Last Updated on September 23, 2020
When The New York Times rolled out its 1619 Project, they insisted its aim was to radically change the way American students were taught American history. They championed the idea that our nation’s founding took place with the first instance of slavery in the colonies in 1619. But without comment, fanfare or explanation, The Times has abandoned this core point in their project leaving some to call their ethics into question.
In a September 18th, 2020, interview on CNN, the project’s chief author, Nikole Hannah-Jones, recanted and went so far as to deny that The Times ever made the argument that the true founding of the United States began in 1619 as opposed to 1776.
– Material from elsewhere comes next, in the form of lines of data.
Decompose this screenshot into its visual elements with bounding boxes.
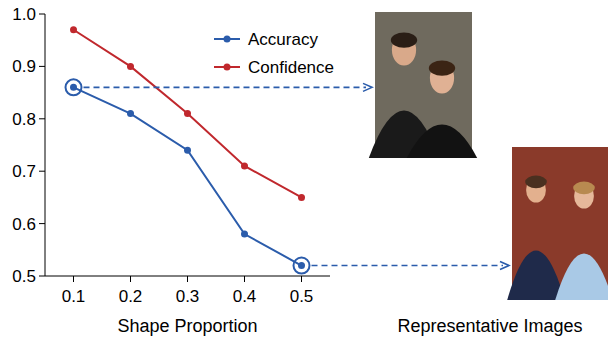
series-marker (298, 262, 305, 269)
y-tick-label: 0.6 (12, 215, 36, 234)
person-hair (391, 32, 417, 47)
x-tick (73, 276, 74, 282)
x-tick-label: 0.5 (290, 287, 314, 306)
legend-marker (224, 64, 231, 71)
series-line (74, 87, 302, 265)
series-line (74, 30, 302, 198)
person-hair (573, 182, 595, 195)
series-marker (127, 63, 134, 70)
dashed-arrow (312, 265, 504, 267)
y-tick (39, 118, 45, 119)
y-tick-label: 0.5 (12, 267, 36, 286)
series-marker (184, 147, 191, 154)
chart: 0.5 0.6 0.7 0.8 0.9 1.0 0.1 0.2 0.3 0.4 0.5 Shape P… (0, 0, 608, 337)
x-tick (187, 276, 188, 282)
annotation: Representative Images (397, 316, 582, 336)
series-marker (127, 110, 134, 117)
y-axis (45, 14, 46, 276)
legend-marker (224, 36, 231, 43)
arrow-head (363, 83, 372, 91)
series-marker (298, 194, 305, 201)
y-tick-label: 1.0 (12, 5, 36, 24)
series-marker (184, 110, 191, 117)
y-tick-label: 0.9 (12, 57, 36, 76)
x-tick-label: 0.4 (233, 287, 257, 306)
highlight-ring (294, 258, 310, 274)
x-tick-label: 0.2 (119, 287, 143, 306)
y-tick (39, 171, 45, 172)
person-hair (525, 176, 547, 189)
series-marker (241, 231, 248, 238)
x-tick (244, 276, 245, 282)
highlight-ring (66, 79, 82, 95)
y-tick-label: 0.7 (12, 162, 36, 181)
x-axis-label: Shape Proportion (117, 316, 257, 336)
person-body (555, 253, 608, 300)
x-tick (130, 276, 131, 282)
person-body (507, 250, 565, 300)
representative-image (507, 147, 608, 300)
person-body (407, 125, 477, 158)
y-tick (39, 66, 45, 67)
y-tick (39, 14, 45, 15)
arrow-head (500, 262, 509, 270)
series-marker (241, 162, 248, 169)
legend-label: Accuracy (248, 30, 318, 49)
y-tick (39, 276, 45, 277)
series-marker (70, 26, 77, 33)
x-tick-label: 0.1 (62, 287, 86, 306)
y-tick-label: 0.8 (12, 110, 36, 129)
person-hair (429, 60, 455, 75)
dashed-arrow (84, 87, 367, 89)
series-marker (70, 84, 77, 91)
representative-image (369, 12, 477, 158)
x-tick (301, 276, 302, 282)
x-tick-label: 0.3 (176, 287, 200, 306)
y-tick (39, 223, 45, 224)
legend-label: Confidence (248, 58, 334, 77)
When asked about the criticism that President Trump has leveled at the 1619 Project, Hannah-Jones responded, “Of course, we know that 1776 was the founding of this country. The Project does not argue that 1776 was not the founding of the country.”
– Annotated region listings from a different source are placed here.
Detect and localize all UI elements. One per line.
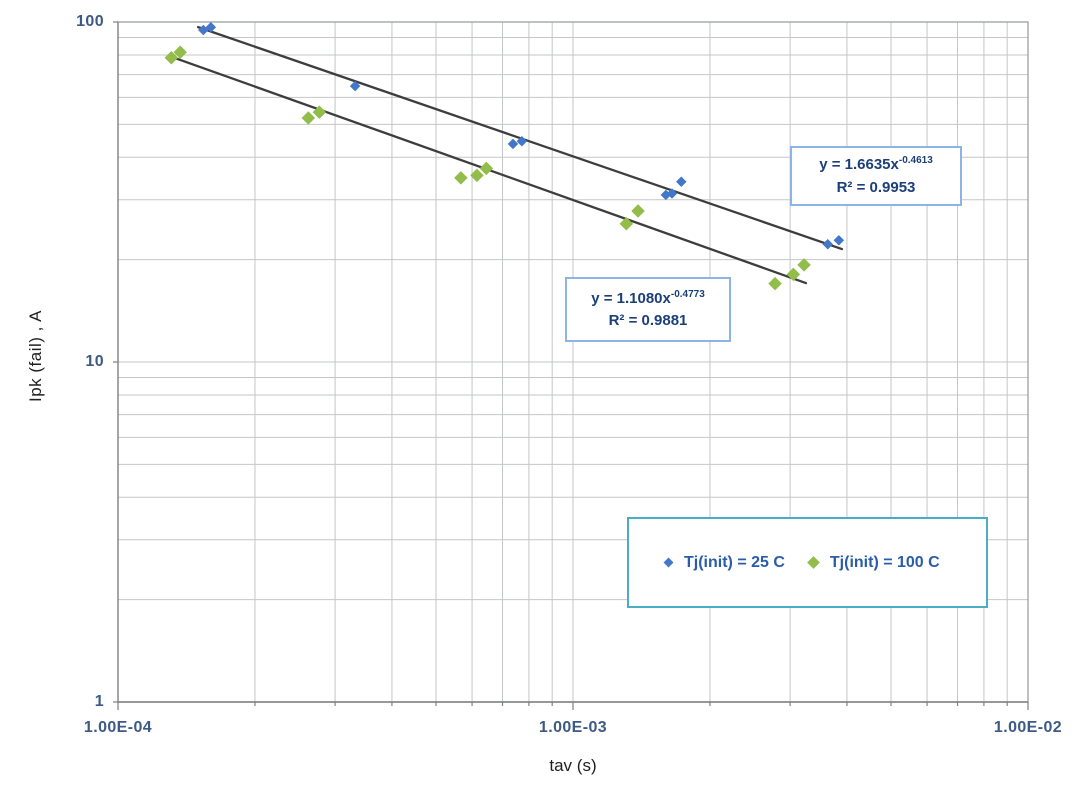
data-point-100c — [454, 171, 468, 185]
data-point-25c — [205, 21, 217, 33]
data-point-100c — [619, 216, 634, 231]
equation-text: y = 1.6635x-0.4613 — [819, 155, 933, 173]
data-point-100c — [470, 168, 484, 183]
data-point-100c — [768, 276, 782, 291]
legend-label: Tj(init) = 25 C — [684, 553, 785, 571]
trendline-equation-box-25c: y = 1.6635x-0.4613 R² = 0.9953 — [790, 146, 962, 206]
data-point-100c — [786, 267, 801, 282]
data-point-25c — [675, 176, 687, 188]
data-point-25c — [666, 188, 678, 199]
diamond-marker-icon — [663, 557, 674, 568]
y-tick-label: 1 — [94, 693, 104, 710]
data-point-25c — [833, 234, 845, 246]
equation-text: y = 1.1080x-0.4773 — [591, 288, 705, 307]
data-point-25c — [516, 135, 528, 147]
legend-entry-25c: Tj(init) = 25 C — [663, 553, 785, 572]
legend-label: Tj(init) = 100 C — [829, 553, 940, 571]
data-point-100c — [164, 50, 179, 65]
data-point-100c — [312, 105, 327, 120]
trendline-equation-box-100c: y = 1.1080x-0.4773 R² = 0.9881 — [565, 277, 731, 342]
diamond-marker-icon — [807, 556, 820, 569]
legend: Tj(init) = 25 C Tj(init) = 100 C — [627, 517, 988, 608]
data-point-25c — [822, 238, 834, 250]
data-point-100c — [631, 204, 645, 218]
x-tick-label: 1.00E-04 — [83, 719, 153, 736]
x-axis-title: tav (s) — [549, 756, 597, 775]
y-tick-label: 10 — [85, 353, 104, 370]
r-squared-text: R² = 0.9953 — [836, 178, 916, 196]
data-point-100c — [479, 161, 494, 176]
y-tick-label: 100 — [76, 13, 104, 30]
data-point-100c — [797, 258, 811, 272]
data-point-100c — [301, 111, 316, 125]
data-point-25c — [507, 138, 519, 150]
data-point-25c — [349, 80, 361, 92]
x-tick-label: 1.00E-03 — [538, 719, 608, 736]
x-tick-label: 1.00E-02 — [993, 719, 1063, 736]
r-squared-text: R² = 0.9881 — [608, 312, 688, 329]
data-point-100c — [173, 45, 188, 60]
legend-entry-100c: Tj(init) = 100 C — [807, 553, 940, 572]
An examination of Hannah-Jones’ tweets shows that she has, indeed, made this statement in an official capacity. In a tweet dated August 21, 2019, she states boldly, “I argue that 1619 is our true founding…”
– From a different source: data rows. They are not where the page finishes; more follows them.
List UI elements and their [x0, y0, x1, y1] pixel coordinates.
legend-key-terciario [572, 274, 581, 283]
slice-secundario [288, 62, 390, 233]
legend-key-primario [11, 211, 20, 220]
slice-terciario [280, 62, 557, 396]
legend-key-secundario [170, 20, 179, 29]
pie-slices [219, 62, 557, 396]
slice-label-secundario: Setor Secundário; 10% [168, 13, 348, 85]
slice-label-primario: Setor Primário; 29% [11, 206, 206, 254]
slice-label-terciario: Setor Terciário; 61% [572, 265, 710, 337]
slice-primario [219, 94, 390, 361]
And a cursory examination of the project’s original text, circa August of 2019, proves Hannah-Jones’ declaration that the alternative founding date was never embraced to be false:
“The 1619 Project is a major initiative from the New York Times observing the 400th anniversary of the beginning of American slavery. It aims to reframe the country’s history, understanding 1619 as our true founding, and placing the consequences of slavery and the contributions of black Americans at the very center of the story we tell ourselves about who we are.”
The 1619 Project has been turned into curriculum in several locations around the country including New York and Chicago. The adoption of this radical departure from traditional curriculum on US History prompted President Trump to form the 1776 Commission tasked with promoting patriotic education in our schools.
In his announcement of the commission, the President said he sought to establish, “a national commission to promote patriotic education. It will be called the ‘1776 Commission [and] will encourage our educators to teach your children about the miracle of American history and make plans to honor the 250th anniversary of our founding [in 2026].”